The hidden danger facing the tiger



Posted on 21 September 1998  | 
New Delhi, India: As if life was not difficult enough for tigers, a new threat is emerging with the slow depletion of their prey base. Animals such as the sambar, barasingha, cheetal, wild boar, and young gaur form the basic diet of the tiger, and if they are in short supply tigers are forced to kill and eat what is in abundance  cattle.

This is bad news in more ways than one, because when tigers prey on livestock they provoke retaliation from local farmers, who often poison them. The same is true of leopards, which are increasingly attacking cattle, dogs, and even people in the hills of Uttar Pradesh.

There are lessons here for conservationists who, so far, have tended to focus on the conflict between man and predator in relation to the growing pressure on protected areas from people and livestock. But evidence is increasing that attention must be paid to ways of rebuilding the prey base of the big cats.

Prey depletion is a reality government officials are reluctant to admit because it would reflect poor management of National Parks and protected areas. But a marked fall in the population of swamp deer, sambar, cheetal, and wild boar has been noted for some years by people working in protected areas. While tiger poaching raises an outcry, the surreptitious hunting of prey species continues without protest.

Sanjay Deb Roy, of the Indian Board for Wild Life and the Tiger Steering Committee, reports that in a two-week journey covering thousands of kilometres between Bandhavgarh and Panna, in Madhya Pradesh, he saw only one wild boar and none of the herbivores who form the real prey base of the big cats.

There has been no specific study of the tiger's prey base, according to Brigadier Ranjit Talwar, coordinator of the Tiger Conservation Programme of WWF-World Wide Fund For Nature. Talwar has covered forest areas of Bihar and almost all of central and northern Andhra Pradesh and he reports severe depletion of the prey base, except in two areas.

In Dudhwa, for instance, the barasingha population has crashed because of the large scale poaching, Talwar says. The venison goes right up to Lucknow, while from Palamau and Valmiki it goes to the kitchens of the wealthy in Patna. People can order meat of their choice and collect it within two or three days. Cheetal poaching is also rampant in some places.
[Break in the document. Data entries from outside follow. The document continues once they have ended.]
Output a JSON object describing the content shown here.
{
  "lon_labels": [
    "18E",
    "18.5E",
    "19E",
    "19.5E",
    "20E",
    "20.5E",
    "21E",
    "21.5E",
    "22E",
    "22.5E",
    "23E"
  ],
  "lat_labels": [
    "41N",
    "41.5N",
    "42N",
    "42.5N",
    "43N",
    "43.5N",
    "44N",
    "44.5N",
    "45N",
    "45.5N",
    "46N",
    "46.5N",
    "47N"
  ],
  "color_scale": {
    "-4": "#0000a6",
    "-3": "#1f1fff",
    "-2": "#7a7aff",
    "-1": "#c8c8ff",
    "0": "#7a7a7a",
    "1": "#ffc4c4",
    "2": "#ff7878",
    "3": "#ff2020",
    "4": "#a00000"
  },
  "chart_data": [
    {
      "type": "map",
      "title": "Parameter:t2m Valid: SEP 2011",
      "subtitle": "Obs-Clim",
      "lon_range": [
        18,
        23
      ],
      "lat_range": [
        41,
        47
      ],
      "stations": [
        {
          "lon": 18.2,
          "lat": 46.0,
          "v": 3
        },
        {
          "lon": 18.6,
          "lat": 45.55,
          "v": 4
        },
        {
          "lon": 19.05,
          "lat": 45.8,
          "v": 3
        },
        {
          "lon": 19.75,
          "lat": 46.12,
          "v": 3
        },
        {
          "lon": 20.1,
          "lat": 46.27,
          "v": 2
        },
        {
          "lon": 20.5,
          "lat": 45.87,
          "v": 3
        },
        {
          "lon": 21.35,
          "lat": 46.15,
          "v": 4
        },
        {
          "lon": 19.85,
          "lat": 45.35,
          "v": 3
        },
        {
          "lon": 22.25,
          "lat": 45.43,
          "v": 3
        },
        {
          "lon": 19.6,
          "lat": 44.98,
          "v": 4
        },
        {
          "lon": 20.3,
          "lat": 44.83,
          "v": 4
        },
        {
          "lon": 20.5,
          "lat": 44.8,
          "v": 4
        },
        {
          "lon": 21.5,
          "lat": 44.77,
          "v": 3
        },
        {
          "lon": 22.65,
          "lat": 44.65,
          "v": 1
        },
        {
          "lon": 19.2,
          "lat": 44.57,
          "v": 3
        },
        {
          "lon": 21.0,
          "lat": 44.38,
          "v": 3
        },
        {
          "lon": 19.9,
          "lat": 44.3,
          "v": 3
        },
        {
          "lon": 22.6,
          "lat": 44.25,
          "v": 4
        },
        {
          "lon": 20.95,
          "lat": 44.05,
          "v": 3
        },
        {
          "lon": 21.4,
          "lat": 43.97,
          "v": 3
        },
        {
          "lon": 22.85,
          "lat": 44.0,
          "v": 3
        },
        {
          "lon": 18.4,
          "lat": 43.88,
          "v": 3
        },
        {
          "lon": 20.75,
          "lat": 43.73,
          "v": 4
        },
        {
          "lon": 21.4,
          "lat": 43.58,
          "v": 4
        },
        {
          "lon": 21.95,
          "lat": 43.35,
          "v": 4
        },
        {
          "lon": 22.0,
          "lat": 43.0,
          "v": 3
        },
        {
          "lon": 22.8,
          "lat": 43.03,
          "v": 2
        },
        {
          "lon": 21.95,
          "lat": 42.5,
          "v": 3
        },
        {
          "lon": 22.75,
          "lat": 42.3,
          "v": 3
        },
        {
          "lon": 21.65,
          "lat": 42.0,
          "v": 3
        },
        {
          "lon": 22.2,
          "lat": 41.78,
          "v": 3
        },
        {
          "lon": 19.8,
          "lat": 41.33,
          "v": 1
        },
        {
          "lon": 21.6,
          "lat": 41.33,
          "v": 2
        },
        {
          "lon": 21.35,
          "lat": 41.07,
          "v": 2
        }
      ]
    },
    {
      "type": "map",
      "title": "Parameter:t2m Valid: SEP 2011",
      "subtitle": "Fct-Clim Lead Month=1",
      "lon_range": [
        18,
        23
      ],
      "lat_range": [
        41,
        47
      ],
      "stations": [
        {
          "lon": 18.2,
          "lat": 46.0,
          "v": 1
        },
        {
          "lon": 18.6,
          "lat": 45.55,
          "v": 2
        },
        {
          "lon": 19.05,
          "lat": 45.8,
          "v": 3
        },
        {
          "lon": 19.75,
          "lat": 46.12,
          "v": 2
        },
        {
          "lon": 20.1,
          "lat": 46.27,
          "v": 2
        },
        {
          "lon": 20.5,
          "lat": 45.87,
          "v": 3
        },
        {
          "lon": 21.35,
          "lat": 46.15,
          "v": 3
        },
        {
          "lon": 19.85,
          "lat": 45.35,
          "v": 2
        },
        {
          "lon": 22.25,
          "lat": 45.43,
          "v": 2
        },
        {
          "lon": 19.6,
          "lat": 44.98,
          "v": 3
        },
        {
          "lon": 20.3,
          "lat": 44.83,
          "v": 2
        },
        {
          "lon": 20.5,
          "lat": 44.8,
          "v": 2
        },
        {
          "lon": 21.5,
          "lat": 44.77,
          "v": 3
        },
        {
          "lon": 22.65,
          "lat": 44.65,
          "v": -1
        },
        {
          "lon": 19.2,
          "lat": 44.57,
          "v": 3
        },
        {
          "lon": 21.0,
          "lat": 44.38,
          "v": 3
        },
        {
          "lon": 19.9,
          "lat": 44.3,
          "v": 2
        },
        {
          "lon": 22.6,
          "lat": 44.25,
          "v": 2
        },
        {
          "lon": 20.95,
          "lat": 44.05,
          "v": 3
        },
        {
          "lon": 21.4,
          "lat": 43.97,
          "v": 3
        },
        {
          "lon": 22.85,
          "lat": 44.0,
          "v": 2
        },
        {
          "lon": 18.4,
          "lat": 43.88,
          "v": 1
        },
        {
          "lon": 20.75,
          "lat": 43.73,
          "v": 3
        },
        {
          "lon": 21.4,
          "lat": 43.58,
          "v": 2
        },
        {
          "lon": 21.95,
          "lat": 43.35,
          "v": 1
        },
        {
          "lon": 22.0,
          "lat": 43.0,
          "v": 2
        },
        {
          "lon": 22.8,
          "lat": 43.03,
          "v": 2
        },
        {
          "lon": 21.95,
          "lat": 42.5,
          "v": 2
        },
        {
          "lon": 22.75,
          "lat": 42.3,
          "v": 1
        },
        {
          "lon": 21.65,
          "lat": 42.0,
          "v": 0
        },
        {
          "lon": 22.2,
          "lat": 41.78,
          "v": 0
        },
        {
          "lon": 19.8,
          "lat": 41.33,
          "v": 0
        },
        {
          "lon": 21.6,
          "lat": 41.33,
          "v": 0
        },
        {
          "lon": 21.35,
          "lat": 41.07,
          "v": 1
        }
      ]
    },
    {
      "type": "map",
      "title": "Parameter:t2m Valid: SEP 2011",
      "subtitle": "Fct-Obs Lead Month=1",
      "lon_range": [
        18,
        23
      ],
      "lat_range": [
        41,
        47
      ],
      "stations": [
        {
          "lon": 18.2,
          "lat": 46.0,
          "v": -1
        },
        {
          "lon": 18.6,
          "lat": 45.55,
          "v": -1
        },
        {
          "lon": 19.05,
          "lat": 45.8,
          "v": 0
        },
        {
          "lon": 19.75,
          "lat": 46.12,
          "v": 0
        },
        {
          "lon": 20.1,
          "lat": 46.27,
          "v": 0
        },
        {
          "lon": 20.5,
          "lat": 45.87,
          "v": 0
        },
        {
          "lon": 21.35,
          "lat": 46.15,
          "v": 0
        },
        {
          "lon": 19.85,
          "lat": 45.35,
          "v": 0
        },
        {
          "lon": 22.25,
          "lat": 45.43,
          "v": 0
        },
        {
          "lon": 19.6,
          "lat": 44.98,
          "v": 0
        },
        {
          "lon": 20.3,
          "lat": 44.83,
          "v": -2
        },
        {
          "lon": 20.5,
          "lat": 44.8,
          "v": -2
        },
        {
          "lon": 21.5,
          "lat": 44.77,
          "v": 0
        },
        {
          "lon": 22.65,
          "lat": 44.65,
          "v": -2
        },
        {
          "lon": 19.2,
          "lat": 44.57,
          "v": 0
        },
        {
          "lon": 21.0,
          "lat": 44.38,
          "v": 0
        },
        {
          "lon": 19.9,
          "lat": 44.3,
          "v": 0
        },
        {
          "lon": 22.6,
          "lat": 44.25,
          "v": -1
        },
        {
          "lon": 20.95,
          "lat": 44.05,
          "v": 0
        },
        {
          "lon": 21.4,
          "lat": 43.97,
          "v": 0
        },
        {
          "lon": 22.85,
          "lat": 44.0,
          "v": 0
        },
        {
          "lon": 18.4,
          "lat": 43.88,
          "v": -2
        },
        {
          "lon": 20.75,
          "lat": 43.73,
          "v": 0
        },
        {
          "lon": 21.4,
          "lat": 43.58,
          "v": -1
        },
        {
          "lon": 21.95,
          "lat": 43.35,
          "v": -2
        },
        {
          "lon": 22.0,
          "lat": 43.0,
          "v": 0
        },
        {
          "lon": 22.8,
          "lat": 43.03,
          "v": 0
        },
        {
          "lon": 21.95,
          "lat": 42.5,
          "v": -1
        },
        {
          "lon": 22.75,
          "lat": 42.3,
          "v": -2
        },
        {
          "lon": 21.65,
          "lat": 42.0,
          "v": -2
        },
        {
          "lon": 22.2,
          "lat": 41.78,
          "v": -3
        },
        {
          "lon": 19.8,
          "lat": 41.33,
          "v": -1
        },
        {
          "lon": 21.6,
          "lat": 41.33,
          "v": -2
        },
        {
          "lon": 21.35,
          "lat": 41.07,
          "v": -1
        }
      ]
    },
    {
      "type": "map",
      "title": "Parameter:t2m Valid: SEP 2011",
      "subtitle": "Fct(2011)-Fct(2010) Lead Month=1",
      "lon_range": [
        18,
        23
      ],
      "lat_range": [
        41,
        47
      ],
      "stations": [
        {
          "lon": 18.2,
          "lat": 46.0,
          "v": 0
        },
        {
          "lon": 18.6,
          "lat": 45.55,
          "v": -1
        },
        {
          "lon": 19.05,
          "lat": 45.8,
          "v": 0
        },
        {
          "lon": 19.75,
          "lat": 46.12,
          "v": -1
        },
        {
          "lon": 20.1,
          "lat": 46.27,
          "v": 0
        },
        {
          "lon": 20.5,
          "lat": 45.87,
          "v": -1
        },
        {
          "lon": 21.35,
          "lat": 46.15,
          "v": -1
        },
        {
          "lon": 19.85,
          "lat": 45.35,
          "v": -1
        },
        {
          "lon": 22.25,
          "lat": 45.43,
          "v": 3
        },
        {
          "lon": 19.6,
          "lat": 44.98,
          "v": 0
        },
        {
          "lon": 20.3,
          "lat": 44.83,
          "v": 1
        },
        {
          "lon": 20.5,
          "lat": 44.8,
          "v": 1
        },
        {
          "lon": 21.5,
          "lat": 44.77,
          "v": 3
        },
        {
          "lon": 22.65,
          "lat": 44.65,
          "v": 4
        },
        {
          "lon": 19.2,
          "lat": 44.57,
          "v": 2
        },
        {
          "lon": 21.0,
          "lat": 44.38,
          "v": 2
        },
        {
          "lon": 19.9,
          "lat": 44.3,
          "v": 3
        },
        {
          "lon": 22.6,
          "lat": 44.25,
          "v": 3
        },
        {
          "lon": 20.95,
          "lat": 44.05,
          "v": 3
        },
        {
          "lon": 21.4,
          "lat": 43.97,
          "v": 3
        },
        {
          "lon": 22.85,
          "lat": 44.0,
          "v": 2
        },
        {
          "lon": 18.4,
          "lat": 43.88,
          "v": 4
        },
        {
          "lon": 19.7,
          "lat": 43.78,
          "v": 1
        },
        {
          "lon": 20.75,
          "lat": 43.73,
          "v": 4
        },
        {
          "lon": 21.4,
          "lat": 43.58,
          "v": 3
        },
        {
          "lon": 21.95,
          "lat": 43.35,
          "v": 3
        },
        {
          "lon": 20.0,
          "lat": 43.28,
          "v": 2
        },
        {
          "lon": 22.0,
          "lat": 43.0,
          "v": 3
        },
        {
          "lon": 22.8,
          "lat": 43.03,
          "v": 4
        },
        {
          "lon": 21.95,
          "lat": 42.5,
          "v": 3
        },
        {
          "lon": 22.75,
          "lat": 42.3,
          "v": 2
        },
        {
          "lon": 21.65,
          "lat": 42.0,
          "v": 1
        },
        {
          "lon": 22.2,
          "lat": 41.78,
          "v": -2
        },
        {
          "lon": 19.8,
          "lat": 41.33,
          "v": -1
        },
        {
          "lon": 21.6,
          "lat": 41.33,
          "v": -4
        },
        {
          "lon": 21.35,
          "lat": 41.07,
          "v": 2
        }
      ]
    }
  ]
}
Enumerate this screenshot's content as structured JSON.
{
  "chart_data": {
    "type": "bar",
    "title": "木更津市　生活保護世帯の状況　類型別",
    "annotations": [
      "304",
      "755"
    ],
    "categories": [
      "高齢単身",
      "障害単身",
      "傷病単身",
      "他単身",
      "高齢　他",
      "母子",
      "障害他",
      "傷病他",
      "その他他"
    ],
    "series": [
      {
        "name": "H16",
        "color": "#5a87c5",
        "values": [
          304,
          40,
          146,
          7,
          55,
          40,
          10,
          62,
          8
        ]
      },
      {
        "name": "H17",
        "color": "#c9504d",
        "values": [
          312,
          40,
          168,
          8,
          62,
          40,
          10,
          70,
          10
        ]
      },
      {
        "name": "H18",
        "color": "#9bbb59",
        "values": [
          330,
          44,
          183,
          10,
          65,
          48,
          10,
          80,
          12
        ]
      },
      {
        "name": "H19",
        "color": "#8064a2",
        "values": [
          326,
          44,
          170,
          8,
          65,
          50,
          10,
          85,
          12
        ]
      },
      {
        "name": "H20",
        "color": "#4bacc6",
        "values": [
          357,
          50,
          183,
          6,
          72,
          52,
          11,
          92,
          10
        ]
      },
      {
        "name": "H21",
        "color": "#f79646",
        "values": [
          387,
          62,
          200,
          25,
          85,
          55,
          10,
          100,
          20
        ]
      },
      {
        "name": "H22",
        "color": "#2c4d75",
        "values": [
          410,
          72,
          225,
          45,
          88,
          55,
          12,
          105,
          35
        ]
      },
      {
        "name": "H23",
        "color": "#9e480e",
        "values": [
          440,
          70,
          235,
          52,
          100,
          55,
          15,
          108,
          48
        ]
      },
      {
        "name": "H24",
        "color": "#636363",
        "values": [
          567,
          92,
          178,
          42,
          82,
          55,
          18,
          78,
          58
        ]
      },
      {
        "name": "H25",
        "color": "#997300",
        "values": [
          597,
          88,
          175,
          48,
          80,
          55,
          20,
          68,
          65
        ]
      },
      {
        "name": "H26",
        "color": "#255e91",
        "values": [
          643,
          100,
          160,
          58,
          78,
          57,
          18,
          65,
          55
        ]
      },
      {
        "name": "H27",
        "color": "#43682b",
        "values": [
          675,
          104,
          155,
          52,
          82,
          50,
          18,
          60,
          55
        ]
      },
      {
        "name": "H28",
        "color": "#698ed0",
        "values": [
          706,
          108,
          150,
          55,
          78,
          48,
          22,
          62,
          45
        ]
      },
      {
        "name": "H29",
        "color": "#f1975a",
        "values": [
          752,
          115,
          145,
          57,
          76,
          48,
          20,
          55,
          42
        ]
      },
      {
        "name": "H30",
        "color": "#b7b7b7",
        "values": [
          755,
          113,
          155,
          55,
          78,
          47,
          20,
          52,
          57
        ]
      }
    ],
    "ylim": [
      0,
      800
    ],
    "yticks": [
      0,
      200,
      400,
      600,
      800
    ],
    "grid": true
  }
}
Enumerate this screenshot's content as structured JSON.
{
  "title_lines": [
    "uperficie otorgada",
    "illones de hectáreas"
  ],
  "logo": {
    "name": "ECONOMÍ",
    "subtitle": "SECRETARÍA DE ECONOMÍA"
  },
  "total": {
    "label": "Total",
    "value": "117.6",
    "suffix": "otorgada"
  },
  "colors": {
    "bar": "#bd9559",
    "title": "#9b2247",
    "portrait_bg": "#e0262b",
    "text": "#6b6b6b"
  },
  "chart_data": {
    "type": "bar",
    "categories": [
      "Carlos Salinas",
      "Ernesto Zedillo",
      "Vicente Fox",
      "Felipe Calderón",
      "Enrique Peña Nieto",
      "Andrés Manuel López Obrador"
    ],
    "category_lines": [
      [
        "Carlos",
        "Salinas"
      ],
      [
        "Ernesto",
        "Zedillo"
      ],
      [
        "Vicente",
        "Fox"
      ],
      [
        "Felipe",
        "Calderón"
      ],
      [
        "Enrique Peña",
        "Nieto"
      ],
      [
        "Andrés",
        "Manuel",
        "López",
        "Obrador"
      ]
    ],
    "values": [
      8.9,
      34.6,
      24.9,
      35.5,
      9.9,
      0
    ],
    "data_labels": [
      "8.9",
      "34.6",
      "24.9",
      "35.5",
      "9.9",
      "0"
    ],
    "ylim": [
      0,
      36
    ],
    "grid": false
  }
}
Close to the Royal Bardia National Park in Nepal, the lush green Katerniaghat was once rich in tiger prey species, but the magnificent swamp deer has been wiped out, there are few barasingha, and in three days Talwar did not see a single sambar, though he did sight cheetal.

Ulhas Karanth, a distinguished wildlife scientist, says a tiger has to kill 40 to 50 animals in a year, with a female raising three juvenile cubs requiring up to 70. On average, a tiger kills once every seven to eight days, although a tigress with cubs is compelled to kill more often to feed her young.

S C Sharma, of the Environment and Forest Ministry, however, believes the prey base is adequate for the tiger in most national parks and tiger reserves  though he does admit to poaching problems with herbivores in some areas. As a first step, a five-kilometre boundary wall is to be built at one Park to stop herbivores straying out of the protected area. But more important is the fact that Sharma has agreed to include a study of the prey base in a sample tiger census at 10 National Parks and tiger reserves.

There is, after all, little point in protecting the tiger if it is not going to have enough to eat.